The primary obstacle is a conflict that’s built into our brains, say Chip and Dan Heath, authors of the critically acclaimed bestseller Made to Stick. Psychologists have discovered that our minds are ruled by two different systems – the rational mind and the emotional mind – that compete for control. The rational mind wants a great beach body; the emotional mind wants that Oreo cookie. The rational mind wants to change something at work; the emotional mind loves the comfort of the existing routine.
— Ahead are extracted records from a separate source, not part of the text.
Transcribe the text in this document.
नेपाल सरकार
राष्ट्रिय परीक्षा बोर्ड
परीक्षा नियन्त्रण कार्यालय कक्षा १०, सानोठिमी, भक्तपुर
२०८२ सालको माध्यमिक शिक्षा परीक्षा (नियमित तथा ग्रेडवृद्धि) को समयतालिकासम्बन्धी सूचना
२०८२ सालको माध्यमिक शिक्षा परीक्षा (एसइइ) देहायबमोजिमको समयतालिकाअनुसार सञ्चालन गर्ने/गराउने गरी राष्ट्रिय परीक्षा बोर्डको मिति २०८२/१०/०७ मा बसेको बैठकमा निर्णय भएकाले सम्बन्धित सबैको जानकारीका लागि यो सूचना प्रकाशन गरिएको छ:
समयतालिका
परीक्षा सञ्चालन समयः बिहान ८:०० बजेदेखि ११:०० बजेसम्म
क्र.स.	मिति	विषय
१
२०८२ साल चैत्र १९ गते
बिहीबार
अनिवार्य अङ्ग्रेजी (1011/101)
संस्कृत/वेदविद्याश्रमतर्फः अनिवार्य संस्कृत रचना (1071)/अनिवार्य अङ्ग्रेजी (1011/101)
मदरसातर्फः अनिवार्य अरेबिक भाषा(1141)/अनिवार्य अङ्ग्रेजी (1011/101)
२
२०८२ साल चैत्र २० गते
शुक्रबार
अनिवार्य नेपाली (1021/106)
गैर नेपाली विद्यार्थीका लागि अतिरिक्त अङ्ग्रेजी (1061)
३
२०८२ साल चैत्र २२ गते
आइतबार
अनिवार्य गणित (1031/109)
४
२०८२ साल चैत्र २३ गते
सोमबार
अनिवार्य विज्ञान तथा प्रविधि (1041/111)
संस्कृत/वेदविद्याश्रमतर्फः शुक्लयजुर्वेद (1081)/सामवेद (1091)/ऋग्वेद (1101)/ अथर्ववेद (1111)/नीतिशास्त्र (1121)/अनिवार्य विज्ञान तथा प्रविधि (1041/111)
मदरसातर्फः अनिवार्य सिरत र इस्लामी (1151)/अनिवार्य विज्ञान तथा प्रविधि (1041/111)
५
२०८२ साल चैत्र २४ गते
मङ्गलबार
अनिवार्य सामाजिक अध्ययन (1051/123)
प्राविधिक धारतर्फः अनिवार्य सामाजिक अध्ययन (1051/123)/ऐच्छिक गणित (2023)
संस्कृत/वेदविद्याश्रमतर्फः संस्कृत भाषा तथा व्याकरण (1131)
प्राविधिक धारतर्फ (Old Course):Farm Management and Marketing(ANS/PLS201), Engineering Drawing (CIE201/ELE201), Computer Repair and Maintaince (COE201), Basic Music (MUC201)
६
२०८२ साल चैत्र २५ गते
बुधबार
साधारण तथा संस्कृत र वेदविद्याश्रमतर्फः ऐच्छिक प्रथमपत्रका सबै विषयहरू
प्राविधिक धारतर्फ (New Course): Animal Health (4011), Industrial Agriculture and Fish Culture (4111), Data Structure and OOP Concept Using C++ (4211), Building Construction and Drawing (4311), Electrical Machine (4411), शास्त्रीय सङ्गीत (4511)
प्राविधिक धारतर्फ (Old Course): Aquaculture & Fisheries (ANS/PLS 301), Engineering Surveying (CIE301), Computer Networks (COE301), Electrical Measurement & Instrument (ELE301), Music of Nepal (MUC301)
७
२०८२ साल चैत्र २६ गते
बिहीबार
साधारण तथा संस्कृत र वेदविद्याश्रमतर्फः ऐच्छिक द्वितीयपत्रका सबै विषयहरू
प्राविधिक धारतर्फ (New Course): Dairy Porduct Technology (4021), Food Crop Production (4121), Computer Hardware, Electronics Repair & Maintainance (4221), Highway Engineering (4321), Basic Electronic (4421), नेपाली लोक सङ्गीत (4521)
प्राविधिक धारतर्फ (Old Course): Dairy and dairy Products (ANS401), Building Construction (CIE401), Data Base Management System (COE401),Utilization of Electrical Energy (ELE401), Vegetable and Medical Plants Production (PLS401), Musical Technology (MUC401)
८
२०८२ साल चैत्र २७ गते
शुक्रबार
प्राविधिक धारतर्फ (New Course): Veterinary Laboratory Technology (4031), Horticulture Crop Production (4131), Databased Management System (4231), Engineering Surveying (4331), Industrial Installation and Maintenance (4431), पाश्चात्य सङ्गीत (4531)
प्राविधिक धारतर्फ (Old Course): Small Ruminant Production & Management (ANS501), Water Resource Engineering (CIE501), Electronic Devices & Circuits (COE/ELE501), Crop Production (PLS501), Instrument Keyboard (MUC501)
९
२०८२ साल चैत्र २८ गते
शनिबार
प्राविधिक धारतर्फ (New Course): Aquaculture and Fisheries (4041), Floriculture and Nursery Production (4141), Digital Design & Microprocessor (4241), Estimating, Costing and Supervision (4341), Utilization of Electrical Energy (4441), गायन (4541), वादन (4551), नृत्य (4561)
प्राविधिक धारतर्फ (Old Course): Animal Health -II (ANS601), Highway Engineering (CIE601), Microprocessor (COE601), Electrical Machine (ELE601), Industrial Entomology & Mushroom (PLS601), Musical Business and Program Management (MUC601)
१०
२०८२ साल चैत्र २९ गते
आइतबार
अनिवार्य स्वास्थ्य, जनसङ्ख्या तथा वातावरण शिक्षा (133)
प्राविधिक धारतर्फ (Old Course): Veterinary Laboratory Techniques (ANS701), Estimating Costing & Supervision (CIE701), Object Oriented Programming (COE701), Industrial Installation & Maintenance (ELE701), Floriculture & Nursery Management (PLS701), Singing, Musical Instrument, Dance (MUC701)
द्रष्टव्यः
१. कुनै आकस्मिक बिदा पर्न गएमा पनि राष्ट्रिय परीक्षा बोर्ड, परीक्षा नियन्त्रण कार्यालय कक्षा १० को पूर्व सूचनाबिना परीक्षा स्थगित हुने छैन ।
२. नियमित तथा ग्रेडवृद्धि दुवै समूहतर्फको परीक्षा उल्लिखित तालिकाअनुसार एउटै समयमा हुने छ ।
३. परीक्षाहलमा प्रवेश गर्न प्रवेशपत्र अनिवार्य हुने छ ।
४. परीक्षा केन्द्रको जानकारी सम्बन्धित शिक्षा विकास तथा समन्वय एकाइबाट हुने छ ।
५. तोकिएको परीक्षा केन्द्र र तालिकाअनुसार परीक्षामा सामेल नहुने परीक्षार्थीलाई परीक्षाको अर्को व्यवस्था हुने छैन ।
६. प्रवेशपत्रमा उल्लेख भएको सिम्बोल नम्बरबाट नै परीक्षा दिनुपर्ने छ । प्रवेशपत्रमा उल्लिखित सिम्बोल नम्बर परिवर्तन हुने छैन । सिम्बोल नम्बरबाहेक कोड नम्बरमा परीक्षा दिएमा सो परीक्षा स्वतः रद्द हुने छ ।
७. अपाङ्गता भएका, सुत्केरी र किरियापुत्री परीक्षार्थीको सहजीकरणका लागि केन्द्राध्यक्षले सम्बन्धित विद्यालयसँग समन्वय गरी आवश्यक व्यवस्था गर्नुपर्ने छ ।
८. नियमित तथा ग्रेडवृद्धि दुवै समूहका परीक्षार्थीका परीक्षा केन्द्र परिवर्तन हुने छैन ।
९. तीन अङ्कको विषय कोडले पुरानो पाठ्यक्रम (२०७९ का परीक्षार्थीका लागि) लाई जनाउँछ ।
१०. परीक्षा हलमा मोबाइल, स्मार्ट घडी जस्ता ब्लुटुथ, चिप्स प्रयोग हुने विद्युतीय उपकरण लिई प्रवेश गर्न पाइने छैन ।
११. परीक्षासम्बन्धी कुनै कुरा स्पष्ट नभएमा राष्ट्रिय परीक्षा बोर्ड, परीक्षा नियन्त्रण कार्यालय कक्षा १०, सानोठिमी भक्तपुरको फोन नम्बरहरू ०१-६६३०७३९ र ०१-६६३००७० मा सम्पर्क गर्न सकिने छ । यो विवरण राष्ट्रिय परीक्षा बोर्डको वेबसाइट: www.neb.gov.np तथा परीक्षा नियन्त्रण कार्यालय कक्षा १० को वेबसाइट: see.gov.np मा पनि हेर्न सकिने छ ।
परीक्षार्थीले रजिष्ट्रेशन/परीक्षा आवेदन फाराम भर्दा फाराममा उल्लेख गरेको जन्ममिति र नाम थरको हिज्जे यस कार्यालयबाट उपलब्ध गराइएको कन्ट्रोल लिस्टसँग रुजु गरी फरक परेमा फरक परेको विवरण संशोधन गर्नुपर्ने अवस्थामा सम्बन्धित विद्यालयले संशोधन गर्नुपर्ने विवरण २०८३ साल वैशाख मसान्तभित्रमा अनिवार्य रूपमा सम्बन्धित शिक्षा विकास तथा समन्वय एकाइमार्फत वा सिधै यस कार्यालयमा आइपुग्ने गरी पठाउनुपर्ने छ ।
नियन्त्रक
This tension can doom a change effort – but if it is overcome, change can come quickly.

In Switch, the Heaths show how everyday people – employees and managers, parents and nurses – have united both minds and, as a result, achieved dramatic results:

– The lowly medical interns who managed to defeat an entrenched, decades-old medical practice that was endangering patients
– The home-organizing guru who developed a simple technique for overcoming the dread of housekeeping
– The manager who transformed a lackadaisical customer-support team into service zealots by removing a standard tool of customer service

In a compelling, story-driven narrative, the Heaths bring together decades of counterintuitive research in psychology, sociology, and other fields to shed new light on how we can effect transformative change. Switch shows that successful changes follow a pattern, a pattern you can use to make the changes that matter to you, whether your interest is in changing the world or changing your waistline.